Mike's Weather Page
- Website type: Weather, blog
- Country of origin: United States
- Owner: Mike Boylan
- Website: www.spaghettimodels.com
- Launched: 2004
- Current status: Active

= Mike's Weather Page =

Weather website

Mike's Weather Page is an amateur video blog and weather aggregator established in 2004.

==History==
The website was launched in 2004 by Mike Boylan. He graduated from the University of South Florida with a degree in marketing in 1996. He joined Facebook in 2009 to establish his weather site and has since amassed millions of followers on social media, becoming a popular figure in the weather blogging realm. Boylan is well known for his live coverage of Atlantic hurricanes as a storm chaser.

The website currently displays a wide range of aggregated information related to weather and climate. Analysis and forecasts of tropical cyclogenesis can be found on the site.

For example, computer model runs and real-time satellite imagery data of tropical activity in the Atlantic basin can be accessed on the website. The site also collects maps and tropical forecasts on a national scale, as well as a global earthquake feed. The website's style is simple and relatively unchanged since the late 2000s.

==Creation==

As a weather enthusiast, Boylan founded the website in 2004, and it has since become a popular source of meteorological information for personal, corporate, military, government, and scientific entities, due to its data aggregation style. Boylan declares in media reports and personal communication channels that his weather website is only for informational purposes and is not intended to sell tropical forecasts. Boylan's comprehension of tropical cyclogenesis is self-taught, and he describes himself as a blogger, storm chaser, and civilian weather tracker.

Boylan is married to Julie, and the couple has two daughters as well as two pets. He is a NASCAR enthusiast. The Boylan family first gained public appeal after a local news station visited their Tampa Bay home and aired a brief segment about them in the 2000s.

==Recognition==
Boylan and his website Mike's Weather Page has been acknowledged by the National Oceanic and Atmospheric Administration, the National Weather Service, the Centers for Disease Control and Prevention, and the Federal Emergency Management Agency. It has served as a source for weather analysis by hurricane hunters, meteorologists, state emergency management entities, The Weather Channel, and government officials. Veteran meteorologist Jim Cantore once called Boylan's site a "one-stop shop for weather."

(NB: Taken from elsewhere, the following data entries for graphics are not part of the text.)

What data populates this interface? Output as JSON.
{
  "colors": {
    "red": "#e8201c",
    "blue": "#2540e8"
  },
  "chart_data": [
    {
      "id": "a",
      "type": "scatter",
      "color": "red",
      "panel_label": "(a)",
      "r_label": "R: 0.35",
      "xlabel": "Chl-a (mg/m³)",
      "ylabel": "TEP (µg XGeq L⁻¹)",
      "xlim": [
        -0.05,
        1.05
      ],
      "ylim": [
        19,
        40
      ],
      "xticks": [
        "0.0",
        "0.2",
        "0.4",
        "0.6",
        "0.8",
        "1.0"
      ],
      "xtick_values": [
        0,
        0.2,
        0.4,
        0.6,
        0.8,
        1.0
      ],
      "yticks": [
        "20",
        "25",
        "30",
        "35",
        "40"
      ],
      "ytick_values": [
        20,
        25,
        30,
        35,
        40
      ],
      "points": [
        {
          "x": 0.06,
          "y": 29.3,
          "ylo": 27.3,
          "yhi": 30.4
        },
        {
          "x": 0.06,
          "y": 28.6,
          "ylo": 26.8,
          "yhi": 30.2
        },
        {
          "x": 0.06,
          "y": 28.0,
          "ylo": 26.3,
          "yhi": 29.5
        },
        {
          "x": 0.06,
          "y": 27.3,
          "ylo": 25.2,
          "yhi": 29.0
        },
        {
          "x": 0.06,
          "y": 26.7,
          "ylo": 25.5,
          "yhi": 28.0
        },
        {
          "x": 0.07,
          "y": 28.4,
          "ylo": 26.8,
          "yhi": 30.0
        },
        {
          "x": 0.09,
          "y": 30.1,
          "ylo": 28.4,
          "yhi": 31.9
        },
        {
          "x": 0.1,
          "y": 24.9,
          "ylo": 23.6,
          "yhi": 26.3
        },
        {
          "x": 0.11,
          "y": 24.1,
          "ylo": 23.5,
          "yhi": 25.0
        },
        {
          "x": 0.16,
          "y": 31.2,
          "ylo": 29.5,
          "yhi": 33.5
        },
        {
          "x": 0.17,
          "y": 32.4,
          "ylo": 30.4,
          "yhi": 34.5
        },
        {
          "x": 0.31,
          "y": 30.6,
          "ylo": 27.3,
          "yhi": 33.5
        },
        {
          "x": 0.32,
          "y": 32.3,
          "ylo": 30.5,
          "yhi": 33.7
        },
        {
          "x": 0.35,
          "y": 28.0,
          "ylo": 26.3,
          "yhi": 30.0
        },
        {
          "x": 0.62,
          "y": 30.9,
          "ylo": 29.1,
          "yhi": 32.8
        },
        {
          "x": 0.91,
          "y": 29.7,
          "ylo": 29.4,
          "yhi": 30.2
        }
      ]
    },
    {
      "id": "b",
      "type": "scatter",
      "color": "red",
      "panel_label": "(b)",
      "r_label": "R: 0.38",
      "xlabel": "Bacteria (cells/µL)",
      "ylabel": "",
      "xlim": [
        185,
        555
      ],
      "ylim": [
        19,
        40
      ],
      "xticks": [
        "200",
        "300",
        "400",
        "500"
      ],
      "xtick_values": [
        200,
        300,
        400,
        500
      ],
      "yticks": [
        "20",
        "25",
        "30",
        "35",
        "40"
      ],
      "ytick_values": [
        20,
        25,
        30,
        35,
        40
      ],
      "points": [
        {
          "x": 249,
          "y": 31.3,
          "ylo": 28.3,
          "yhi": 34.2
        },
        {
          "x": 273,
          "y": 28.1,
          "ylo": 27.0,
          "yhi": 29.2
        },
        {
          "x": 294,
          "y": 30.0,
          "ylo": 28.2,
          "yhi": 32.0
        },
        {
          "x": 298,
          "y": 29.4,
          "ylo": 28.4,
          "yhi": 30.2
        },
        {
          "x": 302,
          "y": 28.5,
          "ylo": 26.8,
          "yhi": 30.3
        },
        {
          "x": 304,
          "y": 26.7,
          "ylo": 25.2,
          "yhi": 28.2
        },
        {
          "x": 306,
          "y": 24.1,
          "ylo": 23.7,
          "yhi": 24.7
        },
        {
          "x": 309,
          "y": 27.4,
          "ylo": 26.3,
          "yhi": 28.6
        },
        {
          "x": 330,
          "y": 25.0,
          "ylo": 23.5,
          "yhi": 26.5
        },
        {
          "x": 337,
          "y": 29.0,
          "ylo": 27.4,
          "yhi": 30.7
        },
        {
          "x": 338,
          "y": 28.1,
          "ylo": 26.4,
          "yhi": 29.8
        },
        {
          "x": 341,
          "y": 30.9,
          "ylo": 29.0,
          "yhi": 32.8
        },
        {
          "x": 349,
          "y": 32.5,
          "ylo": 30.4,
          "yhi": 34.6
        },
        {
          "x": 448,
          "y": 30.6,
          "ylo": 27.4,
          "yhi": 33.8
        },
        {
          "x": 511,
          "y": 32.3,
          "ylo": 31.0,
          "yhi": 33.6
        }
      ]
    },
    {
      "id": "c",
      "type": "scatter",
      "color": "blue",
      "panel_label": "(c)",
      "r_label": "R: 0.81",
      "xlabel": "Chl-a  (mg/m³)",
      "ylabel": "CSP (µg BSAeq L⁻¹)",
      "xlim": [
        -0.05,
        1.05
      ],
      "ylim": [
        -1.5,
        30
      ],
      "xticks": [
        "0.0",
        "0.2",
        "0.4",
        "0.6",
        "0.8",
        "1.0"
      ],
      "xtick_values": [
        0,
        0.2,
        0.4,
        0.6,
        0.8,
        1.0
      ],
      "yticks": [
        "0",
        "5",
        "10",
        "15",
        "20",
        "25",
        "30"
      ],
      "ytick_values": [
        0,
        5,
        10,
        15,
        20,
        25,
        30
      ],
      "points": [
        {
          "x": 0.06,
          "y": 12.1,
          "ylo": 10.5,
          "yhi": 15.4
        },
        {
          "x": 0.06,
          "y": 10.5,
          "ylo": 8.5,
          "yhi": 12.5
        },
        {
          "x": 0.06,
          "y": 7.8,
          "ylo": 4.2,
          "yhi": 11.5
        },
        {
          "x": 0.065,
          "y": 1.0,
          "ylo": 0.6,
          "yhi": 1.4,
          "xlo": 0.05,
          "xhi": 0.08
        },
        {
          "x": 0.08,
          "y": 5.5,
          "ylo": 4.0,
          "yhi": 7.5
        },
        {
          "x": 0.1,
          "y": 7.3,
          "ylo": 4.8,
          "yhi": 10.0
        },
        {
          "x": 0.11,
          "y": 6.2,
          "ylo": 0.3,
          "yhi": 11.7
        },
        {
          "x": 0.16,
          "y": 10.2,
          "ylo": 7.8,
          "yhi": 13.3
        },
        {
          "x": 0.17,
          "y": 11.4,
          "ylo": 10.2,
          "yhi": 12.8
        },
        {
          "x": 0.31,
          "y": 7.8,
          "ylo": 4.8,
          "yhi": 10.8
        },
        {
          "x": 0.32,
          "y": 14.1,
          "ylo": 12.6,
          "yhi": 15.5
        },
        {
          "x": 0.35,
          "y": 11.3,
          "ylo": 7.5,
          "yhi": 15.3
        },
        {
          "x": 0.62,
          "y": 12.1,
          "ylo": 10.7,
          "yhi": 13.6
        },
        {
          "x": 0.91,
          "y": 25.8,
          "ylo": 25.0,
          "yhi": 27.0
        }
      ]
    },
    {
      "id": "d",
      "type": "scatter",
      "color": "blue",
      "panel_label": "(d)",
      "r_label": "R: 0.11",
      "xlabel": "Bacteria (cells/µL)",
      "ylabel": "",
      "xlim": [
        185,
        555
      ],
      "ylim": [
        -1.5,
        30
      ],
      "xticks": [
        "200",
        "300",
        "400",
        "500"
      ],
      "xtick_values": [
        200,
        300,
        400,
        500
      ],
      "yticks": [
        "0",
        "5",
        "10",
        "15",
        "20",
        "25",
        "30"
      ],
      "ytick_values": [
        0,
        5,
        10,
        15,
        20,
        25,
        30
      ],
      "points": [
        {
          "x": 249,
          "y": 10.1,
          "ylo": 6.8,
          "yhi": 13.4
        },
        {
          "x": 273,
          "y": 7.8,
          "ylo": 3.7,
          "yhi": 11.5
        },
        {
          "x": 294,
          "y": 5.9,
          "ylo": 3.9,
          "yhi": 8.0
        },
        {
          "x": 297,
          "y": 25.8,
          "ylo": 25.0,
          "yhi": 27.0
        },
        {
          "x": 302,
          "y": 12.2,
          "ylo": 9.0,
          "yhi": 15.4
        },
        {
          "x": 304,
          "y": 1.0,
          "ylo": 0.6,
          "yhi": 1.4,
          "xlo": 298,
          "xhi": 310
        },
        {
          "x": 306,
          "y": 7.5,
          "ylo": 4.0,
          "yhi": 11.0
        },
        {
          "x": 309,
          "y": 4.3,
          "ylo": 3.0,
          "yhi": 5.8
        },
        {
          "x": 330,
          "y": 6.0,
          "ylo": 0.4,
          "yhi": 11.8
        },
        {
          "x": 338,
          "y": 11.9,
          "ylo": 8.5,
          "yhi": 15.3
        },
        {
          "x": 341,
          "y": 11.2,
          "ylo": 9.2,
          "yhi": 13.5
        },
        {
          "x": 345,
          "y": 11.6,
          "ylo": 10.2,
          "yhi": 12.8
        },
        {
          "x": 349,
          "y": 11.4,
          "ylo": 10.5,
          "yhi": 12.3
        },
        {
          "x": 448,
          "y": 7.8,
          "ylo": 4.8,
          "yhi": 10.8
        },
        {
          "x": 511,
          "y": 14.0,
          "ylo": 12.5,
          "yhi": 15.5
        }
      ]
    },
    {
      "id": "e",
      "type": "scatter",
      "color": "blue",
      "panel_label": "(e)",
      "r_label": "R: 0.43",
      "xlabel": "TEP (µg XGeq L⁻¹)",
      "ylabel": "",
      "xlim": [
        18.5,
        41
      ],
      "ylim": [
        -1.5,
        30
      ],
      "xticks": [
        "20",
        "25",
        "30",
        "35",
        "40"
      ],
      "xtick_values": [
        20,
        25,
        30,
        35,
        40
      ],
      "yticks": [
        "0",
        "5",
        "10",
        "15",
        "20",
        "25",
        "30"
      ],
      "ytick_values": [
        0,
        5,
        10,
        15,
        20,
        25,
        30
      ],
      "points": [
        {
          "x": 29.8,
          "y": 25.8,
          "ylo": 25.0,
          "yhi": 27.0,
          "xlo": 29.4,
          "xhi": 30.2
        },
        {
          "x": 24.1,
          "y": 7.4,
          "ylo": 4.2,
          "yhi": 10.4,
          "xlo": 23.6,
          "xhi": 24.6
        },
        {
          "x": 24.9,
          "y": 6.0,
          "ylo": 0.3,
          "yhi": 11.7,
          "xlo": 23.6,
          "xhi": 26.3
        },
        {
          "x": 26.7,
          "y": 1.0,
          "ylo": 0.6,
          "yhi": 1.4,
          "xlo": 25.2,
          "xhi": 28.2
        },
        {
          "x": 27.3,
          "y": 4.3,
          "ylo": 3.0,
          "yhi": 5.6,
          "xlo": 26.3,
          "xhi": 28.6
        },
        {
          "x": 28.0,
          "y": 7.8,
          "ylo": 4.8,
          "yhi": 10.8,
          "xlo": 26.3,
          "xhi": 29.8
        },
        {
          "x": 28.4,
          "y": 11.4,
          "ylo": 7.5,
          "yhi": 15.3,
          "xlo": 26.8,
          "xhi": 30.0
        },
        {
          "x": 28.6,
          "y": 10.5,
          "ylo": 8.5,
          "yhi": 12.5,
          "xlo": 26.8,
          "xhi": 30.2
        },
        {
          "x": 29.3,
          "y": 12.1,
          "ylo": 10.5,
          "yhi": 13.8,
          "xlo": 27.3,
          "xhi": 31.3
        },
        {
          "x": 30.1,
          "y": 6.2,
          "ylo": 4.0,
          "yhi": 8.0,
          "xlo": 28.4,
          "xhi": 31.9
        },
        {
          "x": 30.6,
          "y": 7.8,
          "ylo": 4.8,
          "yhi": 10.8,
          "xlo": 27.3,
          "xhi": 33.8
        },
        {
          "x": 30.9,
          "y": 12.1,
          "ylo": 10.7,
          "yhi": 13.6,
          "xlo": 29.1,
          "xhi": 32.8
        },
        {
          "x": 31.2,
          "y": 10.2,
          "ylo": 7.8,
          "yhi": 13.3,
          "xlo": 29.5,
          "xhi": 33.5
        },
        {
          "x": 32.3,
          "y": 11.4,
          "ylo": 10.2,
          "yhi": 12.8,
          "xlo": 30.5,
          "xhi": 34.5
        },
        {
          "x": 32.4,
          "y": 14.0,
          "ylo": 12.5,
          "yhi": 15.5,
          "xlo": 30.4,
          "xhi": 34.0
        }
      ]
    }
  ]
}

In 2021, Florida Governor Ron DeSantis honored Boylan with the Tropical Meteorology Award for his site's focus on weather coverage during Atlantic hurricane seasons.

In 2023 and 2024, the Florida Division of Emergency Management (FDEM) announced a partnership with Mike's Weather Page for the sponsorship of the No. 4 JD Motorsports car in a NASCAR Xfinity Series race. Along with the FDEM, Mike's Weather Page holds a partnership with Gulf Coast Jam, Tampa Bay Brewing Company, and FIRMAN Power Equipment.